Jésus parlait de "la Vérité qui dépassait tout entendement". On pourrait même dire la Vérité qui précède tout entendement.

La Vérité de Je suis précède les "je suis ceci ouje suis cela".  La Vérité de la Conscience consciente d'être consciente est avant toute compréhension. L'évidence du Je suis précède la parole, le concept et toute définition de moi-même .

Le Christ est véritablement porteur d'un message de non dualité.



Lorsque notre véritable nature se réalise, l'évidence non duelle des textes des évangiles saute au yeux du regard désencombré. Il y a une sorte de reconnaissance-évidence et le parfum des Upanishads, de la Bhagavad Gita, du Yoga Vasishta, du Tao, du Dzogshen, du tantrisme Shivaïte du Cashemire et bien d'autres traditions non duelles y affleure avec une grande clarté.

Je vous conseille à ce propos la lecture de l'Evangile de Thomas avec les excellents commentaires de Jean Yves Leloup.

La simplicité et l'universalité de l'invitation non duelle est juste de revenir à l'évidence d'être. 

Avant d'être Dan je suis. Avant d'être une personne je suis. Avant d'être un homme ou une femme je suis. Avant même d'être né je suis. C'est cela le sens de la parole de Jésus : "Avant qu'Abraham ne fût je suis."

C'est une autre façon de dire que tout apparaît dans la Conscience, que "je suis" est la première manifestation de la Conscience consciente d'être consciente et que rien ne peut exister en dehors de la Conscience.

Avant d'être ceci ou cela, Je dois être là.

Voyez qu'en ce moment même où les pensées en vous vont bon train pour comprendre ce qui vient d'être lu, quelque chose, qui n'est pas quelque chose est déjà là, présent pour en être conscient.

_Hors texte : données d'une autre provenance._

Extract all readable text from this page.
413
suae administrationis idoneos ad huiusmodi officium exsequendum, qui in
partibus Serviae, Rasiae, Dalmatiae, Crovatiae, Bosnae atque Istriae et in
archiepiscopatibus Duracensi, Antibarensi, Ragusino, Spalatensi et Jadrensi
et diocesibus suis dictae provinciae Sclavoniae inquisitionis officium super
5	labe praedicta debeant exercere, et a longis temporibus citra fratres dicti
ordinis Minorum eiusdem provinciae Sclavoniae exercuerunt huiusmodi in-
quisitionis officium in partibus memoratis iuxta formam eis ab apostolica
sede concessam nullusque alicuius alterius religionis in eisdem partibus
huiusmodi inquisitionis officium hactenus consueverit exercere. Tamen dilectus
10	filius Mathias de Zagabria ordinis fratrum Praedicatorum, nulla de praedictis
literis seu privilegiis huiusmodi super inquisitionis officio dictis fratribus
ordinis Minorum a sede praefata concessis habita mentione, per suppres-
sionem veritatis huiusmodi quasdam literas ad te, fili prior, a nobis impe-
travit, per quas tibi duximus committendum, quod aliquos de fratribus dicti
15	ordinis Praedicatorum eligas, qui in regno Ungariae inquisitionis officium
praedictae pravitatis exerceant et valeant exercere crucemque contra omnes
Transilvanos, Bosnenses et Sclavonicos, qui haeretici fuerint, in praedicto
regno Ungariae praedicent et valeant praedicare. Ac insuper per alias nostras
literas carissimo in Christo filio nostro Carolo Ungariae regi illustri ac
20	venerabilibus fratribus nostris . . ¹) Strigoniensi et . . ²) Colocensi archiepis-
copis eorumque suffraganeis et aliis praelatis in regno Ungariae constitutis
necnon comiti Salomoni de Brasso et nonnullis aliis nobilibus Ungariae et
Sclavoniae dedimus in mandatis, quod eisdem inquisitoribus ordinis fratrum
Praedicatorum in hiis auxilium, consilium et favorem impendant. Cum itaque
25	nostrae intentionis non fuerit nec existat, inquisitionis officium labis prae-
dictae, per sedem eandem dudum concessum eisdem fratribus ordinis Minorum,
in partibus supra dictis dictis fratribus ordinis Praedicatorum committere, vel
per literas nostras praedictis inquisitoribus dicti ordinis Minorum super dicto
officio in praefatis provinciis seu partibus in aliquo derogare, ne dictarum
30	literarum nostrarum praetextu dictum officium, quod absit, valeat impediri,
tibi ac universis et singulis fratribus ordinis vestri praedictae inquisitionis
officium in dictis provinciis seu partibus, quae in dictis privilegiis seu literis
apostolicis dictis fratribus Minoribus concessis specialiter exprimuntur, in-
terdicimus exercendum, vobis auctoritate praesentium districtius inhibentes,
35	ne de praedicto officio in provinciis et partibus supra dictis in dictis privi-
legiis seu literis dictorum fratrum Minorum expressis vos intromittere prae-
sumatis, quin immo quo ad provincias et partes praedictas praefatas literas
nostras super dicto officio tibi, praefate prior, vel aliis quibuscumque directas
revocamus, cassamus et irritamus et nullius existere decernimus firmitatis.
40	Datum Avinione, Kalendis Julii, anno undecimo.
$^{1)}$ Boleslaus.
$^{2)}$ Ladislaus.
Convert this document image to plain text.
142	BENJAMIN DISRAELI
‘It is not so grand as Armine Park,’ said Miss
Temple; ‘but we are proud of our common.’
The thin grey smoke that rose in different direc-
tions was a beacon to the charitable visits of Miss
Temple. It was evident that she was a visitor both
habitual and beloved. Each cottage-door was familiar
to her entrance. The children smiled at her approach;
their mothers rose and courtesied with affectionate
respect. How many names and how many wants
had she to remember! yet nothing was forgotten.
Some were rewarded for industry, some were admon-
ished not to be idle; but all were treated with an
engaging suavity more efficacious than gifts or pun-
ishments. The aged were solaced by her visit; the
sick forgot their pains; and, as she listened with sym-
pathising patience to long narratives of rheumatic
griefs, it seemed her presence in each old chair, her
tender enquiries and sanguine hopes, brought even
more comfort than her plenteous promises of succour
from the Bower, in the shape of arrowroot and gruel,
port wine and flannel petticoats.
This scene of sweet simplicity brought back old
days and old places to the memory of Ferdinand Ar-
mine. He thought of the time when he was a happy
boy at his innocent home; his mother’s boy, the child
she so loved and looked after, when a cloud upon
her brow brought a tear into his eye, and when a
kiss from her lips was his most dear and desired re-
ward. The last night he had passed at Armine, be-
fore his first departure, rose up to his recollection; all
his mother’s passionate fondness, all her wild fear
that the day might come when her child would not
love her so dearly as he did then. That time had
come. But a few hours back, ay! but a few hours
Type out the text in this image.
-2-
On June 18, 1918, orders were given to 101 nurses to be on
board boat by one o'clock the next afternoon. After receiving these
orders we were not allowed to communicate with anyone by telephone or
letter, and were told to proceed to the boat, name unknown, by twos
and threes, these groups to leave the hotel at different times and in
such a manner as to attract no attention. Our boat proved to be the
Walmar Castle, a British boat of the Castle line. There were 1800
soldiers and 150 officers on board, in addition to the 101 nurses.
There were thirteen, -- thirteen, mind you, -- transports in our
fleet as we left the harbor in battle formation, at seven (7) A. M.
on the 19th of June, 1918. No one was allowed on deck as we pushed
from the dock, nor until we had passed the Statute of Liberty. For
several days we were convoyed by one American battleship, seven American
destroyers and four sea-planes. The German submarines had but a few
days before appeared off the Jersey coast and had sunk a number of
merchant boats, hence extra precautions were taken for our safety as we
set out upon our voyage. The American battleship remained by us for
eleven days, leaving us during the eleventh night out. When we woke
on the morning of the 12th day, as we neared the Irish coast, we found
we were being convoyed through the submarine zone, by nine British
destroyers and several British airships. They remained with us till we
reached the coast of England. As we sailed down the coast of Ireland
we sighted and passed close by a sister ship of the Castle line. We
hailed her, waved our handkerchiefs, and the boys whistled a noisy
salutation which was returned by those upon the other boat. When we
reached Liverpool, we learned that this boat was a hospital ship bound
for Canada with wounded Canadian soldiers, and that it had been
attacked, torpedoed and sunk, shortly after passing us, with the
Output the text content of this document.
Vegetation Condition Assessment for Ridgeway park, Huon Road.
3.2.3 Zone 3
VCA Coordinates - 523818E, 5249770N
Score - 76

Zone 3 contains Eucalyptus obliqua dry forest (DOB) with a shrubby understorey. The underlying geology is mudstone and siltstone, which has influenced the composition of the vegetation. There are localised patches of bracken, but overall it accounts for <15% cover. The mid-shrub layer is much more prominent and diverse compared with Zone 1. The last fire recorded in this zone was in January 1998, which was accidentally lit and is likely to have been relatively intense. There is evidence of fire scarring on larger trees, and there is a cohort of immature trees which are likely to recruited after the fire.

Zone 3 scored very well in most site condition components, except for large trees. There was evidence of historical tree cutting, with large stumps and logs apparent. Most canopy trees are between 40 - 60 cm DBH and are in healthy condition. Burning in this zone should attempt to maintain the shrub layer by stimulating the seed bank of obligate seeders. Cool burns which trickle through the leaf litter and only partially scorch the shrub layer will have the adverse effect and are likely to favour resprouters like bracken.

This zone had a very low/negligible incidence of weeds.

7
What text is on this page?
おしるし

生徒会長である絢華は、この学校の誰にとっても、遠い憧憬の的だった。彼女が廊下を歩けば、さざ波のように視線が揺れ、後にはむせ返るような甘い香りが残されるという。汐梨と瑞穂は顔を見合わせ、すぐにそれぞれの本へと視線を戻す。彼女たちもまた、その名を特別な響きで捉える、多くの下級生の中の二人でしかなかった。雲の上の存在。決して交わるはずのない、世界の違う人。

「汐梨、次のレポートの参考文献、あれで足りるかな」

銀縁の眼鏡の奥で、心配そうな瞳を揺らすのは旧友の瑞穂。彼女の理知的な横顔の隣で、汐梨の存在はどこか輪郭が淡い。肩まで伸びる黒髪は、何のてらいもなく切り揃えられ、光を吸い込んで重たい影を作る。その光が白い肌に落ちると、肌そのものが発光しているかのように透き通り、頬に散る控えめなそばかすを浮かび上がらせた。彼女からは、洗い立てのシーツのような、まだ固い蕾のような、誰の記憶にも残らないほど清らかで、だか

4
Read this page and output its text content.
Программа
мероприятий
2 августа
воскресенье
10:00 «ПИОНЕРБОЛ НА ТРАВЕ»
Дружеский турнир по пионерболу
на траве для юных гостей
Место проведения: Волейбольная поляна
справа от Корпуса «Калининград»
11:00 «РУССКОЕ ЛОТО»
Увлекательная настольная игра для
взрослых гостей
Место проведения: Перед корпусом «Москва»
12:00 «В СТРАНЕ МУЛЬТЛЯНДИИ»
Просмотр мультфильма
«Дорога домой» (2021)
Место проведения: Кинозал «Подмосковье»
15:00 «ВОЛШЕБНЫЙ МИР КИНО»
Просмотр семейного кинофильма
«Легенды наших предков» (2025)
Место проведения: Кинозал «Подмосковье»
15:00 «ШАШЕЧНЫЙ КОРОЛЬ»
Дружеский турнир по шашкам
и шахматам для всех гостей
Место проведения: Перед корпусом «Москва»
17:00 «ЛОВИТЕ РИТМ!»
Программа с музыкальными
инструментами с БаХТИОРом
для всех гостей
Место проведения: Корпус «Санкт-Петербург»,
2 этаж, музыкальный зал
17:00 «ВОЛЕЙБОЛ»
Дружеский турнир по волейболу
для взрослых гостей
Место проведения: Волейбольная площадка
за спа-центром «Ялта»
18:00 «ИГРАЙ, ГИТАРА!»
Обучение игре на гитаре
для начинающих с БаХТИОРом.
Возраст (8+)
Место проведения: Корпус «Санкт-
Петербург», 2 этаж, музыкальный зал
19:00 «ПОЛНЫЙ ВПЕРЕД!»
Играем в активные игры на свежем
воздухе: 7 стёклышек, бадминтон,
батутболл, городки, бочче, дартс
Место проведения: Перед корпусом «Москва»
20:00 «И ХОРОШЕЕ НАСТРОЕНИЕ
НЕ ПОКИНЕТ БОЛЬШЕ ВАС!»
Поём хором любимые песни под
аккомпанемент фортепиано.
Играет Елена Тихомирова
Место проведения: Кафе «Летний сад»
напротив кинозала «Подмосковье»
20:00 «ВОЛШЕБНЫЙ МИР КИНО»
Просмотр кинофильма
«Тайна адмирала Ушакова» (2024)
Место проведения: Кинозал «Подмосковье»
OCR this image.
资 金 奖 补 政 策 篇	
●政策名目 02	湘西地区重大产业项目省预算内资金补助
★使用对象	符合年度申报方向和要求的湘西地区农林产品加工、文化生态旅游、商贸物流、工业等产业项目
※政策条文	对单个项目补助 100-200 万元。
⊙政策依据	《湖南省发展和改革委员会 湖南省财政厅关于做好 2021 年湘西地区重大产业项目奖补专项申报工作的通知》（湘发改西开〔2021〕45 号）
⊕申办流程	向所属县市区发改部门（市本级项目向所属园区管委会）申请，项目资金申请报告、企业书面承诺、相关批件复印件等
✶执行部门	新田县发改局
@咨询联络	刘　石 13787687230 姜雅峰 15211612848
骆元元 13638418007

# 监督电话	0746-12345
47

Quelque chose précède toujours ce qui se pense et ce qui se perçoit. Les pensées et les perceptions surgissent au sein de la Consciente qui en est consciente.

Il faut une extrême attention pour le réaliser.

Constatez que vous précédez toujours les perceptions. Et, comme le corps, le mental et le monde sont des perceptions, Vous, en tant que Conscience, Vous en tant que principe Absolu et Conscient, Vous précédez le corps, le mental et le monde.

Qu'est ce que cela qui est présent et conscient de ses mots qui sont lus maintenant ?

Il y a peut-être une compréhension mentale et intellectuelle dont vous êtes conscients. Mais, justement, qu'est ce que cela qui en est conscient et qui précède la perception et la compréhension ?

Une grande partie de l'enseignement d'un des plus grands Jnanis de l'Inde moderne, Sri Nisargadatta Maharaj, était basée sur cette invitation de consater que "je suis", la simple évidence d'être vivant et conscient qui ne dépend d'aucune pensée, ni d'aucune perception. Il invitait à rester le plus souvent conscient d'être conscient, de cette évidence d'être - formulée par la première pensée apparaissant dans la conscience d'un être humain - "Je suis". Puis, de se laisser happer par l'Absolu, ce Mystère Absolu en quoi Je suis apparaît et disparaît, qui est notre véritable "identité." Il disait que cela ne pouvait manquer de survenir puisque c'est ce que nous sommes et ce qui est.

Namaste

NB : Pour ceux qui sont intéressés par un accompagnement individuel non-duel à Paris ou par Skype ou une séance d'accompagnement psycho-corporelle pour laisser éclore les émotions bloquées, veuillez me contacter au 06 63 76 90 81 ou sur mon mail : adnnn1967@gmail.com

Si vous voulez vous inscrire pour les rencontres non duelles (sur la base d'une participation en conscience) qui ont lieu de façon bi-mensuelle à chez moi dans le 19e à Paris, écrivez-moi un sms sur le numéro ci-dessus.


* Upanishad : Ce mot sanscrit vient de upa qui signifie proche de, ni qui signifie bas et shad être assis. Upanishad est donc le fait d'être assis et recevoir l'enseignement du Guru. Les Upanishad forment ce que l'on appelle le Vedanta, de Ved-anta, qui signifie la fin des Védas. Cela, d'abord parce qu'ils en constituent la partie finale, mais également parce qu'ils en sont l'enseignement ultime, le plus haut, pointant vers le silence de l'Être. Le thème principal des upanishad est la connaissanec ultime, c'est à dire la réalisation de notre véritable nature, l'identité du soi et du Soi, entre le Soi et l'univers ce qui fait émerger le fameux Tu es Cela de la Chandgogya upanishad, : Tu es le Sans Forme prenant toutes les formes, la Conscience se modulant dans une infinité d'expressions.